Ukraina zapłaciła hakerom
Hakerzy, którzy niedawno na Ukrainie i w innych krajach szantażowali użytkowników komputerów, odebrali okup - twierdzi część ekspertów. Z portfela z wirtualną walutą bitcoin zniknęła równowartość dziewięciu tysięcy euro.
Jednocześnie pojawiły się doniesienia, że hakerzy ponowili żądania wypłacenia okupu. W zeszłym tygodniu użyli oni specjalnej wersji wirusa Petya do zablokowania komputerów w wielu krajach; żądali pieniędzy w zamian za klucz do ponownego udostępnienia danych.
Teraz, jak wynika z doniesień, zaczęli wyprowadzać uzyskane pieniądze z wirtualnego portfela, choć zdaniem niektórych analityków ten ruch ma na celu utrudnienie pracy śledczym.
Wcześniej ukraińska policja skonfiskowała zainfekowane serwery firmy Intellect Service i w ten sposób zapobiegła drugiej fali ataków. Jak mówił rzecznik policji Jarosław Trakało, na serwerach znaleziono ślady działań hakerów z Rosji.
...................
Służba Bezpieczeństwa Ukrainy oświadczyła, ostatnio, że za zeszłotygodniowy atak cybernetyczny odpowiadają rosyjskie służby.
Na stronie internetowej SBU opublikowano wyniki śledztwa przeprowadzonego wspólnie z międzynarodowymi partnerami.
Zdaniem Służby Bezpieczeństwa, charakter wirusa świadczy o tym, że jego celem był duży atak cybernetyczny na Ukrainę. Chodziło o sparaliżowanie prac państwowych instytucji i firm oraz prywatnych przedsiębiorstw, a także o zniszczenie ich baz danych. To, że program blokował komputer i szyfrował pliki żądając zapłacenia trzystu dolarów, eksperci uważają jedynie za przykrywkę.

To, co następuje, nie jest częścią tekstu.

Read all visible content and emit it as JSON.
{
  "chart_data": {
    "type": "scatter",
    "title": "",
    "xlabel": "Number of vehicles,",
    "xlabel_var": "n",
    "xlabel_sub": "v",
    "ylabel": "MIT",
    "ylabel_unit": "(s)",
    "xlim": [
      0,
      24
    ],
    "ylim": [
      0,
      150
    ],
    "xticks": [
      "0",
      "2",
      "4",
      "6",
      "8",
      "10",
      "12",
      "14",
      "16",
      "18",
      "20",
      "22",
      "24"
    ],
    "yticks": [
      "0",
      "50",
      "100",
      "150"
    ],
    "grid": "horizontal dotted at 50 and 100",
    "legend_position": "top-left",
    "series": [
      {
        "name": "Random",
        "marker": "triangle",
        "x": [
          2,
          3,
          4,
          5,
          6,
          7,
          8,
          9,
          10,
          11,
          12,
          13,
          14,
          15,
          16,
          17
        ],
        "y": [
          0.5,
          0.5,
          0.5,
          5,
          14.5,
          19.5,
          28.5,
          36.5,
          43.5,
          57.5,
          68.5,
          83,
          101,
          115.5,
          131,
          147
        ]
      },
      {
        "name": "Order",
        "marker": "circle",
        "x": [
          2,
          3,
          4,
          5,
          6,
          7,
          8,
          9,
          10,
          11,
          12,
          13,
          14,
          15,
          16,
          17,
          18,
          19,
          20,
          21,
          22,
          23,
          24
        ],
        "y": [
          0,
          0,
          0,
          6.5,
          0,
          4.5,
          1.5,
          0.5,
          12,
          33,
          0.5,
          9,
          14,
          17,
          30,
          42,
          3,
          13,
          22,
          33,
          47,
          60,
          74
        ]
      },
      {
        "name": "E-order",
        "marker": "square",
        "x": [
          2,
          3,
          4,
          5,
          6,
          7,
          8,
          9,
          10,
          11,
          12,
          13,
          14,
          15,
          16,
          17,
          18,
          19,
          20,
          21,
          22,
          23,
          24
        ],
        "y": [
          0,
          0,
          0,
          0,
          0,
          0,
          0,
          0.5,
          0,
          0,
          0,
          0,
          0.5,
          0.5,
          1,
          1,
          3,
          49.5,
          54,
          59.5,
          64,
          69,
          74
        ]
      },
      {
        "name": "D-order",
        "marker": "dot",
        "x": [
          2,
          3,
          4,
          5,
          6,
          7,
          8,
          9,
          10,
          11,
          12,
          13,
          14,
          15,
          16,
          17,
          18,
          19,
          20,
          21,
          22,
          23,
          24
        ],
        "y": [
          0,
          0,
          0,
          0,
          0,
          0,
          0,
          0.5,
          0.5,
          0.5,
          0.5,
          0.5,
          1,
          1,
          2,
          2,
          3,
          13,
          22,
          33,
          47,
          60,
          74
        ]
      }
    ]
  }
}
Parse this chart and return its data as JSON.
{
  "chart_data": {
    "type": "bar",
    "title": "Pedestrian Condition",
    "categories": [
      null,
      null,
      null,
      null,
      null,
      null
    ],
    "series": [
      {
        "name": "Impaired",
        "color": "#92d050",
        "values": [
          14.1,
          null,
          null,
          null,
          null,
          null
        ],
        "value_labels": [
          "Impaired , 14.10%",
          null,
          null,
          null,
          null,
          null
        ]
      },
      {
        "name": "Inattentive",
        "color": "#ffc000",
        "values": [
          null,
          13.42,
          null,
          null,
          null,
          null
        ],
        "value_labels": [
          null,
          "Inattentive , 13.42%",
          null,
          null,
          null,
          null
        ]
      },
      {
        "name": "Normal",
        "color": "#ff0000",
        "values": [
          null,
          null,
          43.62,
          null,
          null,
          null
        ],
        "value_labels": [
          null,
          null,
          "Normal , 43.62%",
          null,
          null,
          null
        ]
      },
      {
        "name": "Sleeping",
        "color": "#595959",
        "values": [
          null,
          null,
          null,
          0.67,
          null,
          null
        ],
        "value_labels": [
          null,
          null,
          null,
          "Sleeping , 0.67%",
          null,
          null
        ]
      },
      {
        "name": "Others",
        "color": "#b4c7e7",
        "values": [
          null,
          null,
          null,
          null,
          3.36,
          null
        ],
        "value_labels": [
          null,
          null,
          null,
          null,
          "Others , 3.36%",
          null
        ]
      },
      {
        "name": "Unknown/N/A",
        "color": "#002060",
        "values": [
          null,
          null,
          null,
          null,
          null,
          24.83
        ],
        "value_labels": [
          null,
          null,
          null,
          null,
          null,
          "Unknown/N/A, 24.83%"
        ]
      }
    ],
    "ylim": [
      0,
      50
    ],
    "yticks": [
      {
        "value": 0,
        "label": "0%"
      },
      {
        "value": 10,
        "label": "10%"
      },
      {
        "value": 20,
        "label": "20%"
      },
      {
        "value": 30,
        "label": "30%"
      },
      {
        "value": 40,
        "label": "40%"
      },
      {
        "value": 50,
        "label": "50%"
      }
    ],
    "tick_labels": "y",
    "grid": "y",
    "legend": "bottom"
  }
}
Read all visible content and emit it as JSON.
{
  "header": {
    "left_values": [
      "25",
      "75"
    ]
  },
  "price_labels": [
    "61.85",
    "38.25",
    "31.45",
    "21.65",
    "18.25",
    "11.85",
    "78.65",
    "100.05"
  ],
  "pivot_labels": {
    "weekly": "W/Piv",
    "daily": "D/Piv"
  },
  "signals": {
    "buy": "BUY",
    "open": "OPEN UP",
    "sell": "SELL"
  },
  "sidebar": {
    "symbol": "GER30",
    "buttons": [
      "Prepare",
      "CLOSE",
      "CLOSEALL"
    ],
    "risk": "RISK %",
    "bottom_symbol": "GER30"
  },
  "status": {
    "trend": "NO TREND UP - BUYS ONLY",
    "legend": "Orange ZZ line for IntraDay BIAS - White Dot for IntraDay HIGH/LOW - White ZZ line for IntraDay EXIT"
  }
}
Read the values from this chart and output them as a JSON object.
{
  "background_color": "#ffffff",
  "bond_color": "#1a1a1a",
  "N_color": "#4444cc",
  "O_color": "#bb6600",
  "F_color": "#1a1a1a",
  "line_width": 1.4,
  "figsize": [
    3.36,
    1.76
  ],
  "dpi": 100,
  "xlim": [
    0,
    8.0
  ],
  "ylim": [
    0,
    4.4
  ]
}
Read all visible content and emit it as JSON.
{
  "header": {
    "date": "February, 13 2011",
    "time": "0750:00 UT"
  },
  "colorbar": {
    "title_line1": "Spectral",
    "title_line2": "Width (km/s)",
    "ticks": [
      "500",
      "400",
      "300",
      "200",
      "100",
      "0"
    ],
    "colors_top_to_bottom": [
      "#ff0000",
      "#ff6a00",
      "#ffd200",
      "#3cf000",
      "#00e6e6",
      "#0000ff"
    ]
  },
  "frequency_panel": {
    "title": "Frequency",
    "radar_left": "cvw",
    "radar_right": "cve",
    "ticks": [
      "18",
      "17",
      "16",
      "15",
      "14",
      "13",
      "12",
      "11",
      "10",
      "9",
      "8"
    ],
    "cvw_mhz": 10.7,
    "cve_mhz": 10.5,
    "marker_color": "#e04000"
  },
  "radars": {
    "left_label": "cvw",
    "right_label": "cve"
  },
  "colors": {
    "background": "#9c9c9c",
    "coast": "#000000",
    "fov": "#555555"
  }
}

Według Służby Bezpieczeństwa, w ataku brały udział te same grupy związanych z Rosją hakerów, które w grudniu 2016 roku starały się sparaliżować ukraińskie systemy finansowy, energetyczny i transportowy. W zeszły wtorek wirus Pety.A ( czyt. petja) zaatakował komputery najwyższych ukraińskich instytucji państwowych, między innymi Rady Ministrów, a także poczty, kolei, lotnisk, banków i wielu firm prywatnych.